Les journalistes de plusieurs médias internationaux, dont CNN et le Washington Post, se sont vu interdire l’accès au territoire, et le gouvernement a refusé la présence d’observateurs indépendants. Les autorités ont cependant accrédité samedi environ 200 « accompagnateurs électoraux » et journalistes triés sur le volet, des « militants sandinistes » étrangers, selon Urnas Abiertas, un observatoire indépendant.
« Restez à la maison »
Près d’un millier de Nicaraguayens exilés au Costa Rica ont manifesté à San José, le 7 novembre 2021, contre les élections présidentielles de leur pays. MAYELA LOPEZ / REUTERS
Décapitée, ses leaders en détention ou en exil, l’opposition a organisé une manifestation d’environ un millier de personnes à San José, la capitale du Costa Rica où se sont réfugiés plus de 100 000 Nicaraguayens. Les opposants n’avaient qu’un seul mot d’ordre pour les électeurs : « Restez à la maison ».

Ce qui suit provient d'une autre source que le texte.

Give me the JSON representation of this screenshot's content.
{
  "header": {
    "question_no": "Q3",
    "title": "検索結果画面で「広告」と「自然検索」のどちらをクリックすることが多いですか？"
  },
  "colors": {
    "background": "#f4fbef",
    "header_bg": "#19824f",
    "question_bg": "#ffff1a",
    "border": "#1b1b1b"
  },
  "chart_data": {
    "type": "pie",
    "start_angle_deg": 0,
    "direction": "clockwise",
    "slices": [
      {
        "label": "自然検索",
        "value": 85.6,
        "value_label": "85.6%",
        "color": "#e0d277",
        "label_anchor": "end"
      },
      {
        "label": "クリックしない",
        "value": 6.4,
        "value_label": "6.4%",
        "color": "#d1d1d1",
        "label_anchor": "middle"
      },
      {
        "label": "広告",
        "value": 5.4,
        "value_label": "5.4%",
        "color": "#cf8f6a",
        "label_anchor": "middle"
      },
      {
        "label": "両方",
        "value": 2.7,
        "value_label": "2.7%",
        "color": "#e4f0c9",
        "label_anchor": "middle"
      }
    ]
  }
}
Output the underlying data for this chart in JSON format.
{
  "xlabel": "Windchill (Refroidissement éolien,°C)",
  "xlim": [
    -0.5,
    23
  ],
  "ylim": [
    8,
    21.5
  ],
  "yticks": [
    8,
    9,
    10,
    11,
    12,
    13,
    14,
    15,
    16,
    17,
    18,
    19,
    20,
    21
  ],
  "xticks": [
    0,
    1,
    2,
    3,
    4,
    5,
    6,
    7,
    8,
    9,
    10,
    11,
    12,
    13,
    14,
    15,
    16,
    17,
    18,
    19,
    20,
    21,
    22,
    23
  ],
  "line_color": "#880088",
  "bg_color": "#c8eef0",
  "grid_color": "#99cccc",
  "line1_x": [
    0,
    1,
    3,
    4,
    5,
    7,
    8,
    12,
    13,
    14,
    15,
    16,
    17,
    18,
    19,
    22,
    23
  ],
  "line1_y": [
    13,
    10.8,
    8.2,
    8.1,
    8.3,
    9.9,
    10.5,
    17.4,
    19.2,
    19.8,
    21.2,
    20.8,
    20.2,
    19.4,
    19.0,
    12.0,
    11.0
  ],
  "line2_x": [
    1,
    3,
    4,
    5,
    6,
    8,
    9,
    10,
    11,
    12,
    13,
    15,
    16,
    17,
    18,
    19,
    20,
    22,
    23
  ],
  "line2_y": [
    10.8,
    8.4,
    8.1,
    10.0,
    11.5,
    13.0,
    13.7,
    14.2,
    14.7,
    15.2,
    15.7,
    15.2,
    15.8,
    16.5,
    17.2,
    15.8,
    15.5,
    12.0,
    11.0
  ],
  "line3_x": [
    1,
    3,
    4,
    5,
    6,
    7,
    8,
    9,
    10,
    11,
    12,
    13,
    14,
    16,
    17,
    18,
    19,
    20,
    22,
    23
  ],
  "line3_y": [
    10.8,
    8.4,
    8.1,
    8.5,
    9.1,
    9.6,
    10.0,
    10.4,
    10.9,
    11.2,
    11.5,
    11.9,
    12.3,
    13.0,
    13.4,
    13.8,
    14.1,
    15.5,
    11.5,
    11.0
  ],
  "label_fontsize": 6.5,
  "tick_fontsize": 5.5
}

Les cinq candidats inscrits pour affronter le chef de l’Etat sont considérés par l’opposition comme des faire-valoir compromis avec le pouvoir. Selon un sondage Cid-Gallup, s’ils avaient eu le choix, 65 % des 4,4 millions d’électeurs inscrits auraient voté pour un candidat de l’opposition, contre 19 % pour le président sortant.
« C’est horrible : on ne peut pas parler, sinon on te met en prison. Pourquoi irais-je voter ? Seuls les sandinistes vont voter », a dénoncé José, 78 ans, qui a soutenu le FSLN pendant des décennies.
A l’inverse, Marina Aguirre, 36 ans, était, elle, décidée à voter : « Nous avons des écoles et des hôpitaux gratuits (…) [Daniel Ortega] s’assure que chaque enfant ait des jouets tous les ans ».
Chasse aux opposants
Trois ans après la répression qui a fait plus de 300 morts parmi les manifestants qui exigeaient au printemps 2018 la démission de Daniel Ortega, et six mois avant le scrutin, la chasse aux opposants fait rage : 39 personnalités politiques, hommes d’affaires, paysans, étudiants et journalistes ont été arrêtés depuis juin. Parmi eux, les sept candidats potentiels susceptibles de constituer une menace pour le président sortant.
Favorite de l’opposition dans les sondages, Cristiana Chamorro, 67 ans, fille de l’ex-présidente Violeta Chamorro (1990-1997), a été la première arrêtée, le 2 juin, et placée en détention à domicile.
Les opposants sont accusés d’atteinte à la souveraineté nationale, de soutenir les sanctions internationales contre le Nicaragua, de « trahison de la patrie » ou de « blanchiment d’argent », en vertu de loi votées fin 2020 par le Parlement, acquis à l’exécutif, tout comme le pouvoir judiciaire et le tribunal électoral.
La peur court dans le petit pays d’Amérique centrale de 6,5 millions d’habitants, le plus pauvre de la région et en proie depuis les troubles de 2018 à l’inflation, au chômage et à la pandémie de coronavirus, dont l’ampleur est niée par le pouvoir. Depuis les manifestations du printemps 2018, plus de 100 000 Nicaraguayens ont pris le chemin de l’exil.
Héros de la révolution, l’ancien guérillero Daniel Ortega est aujourd’hui accusé par ses opposants d’agir de la même façon que le dictateur Anastasio Somoza qu’il a contribué à renverser en 1979.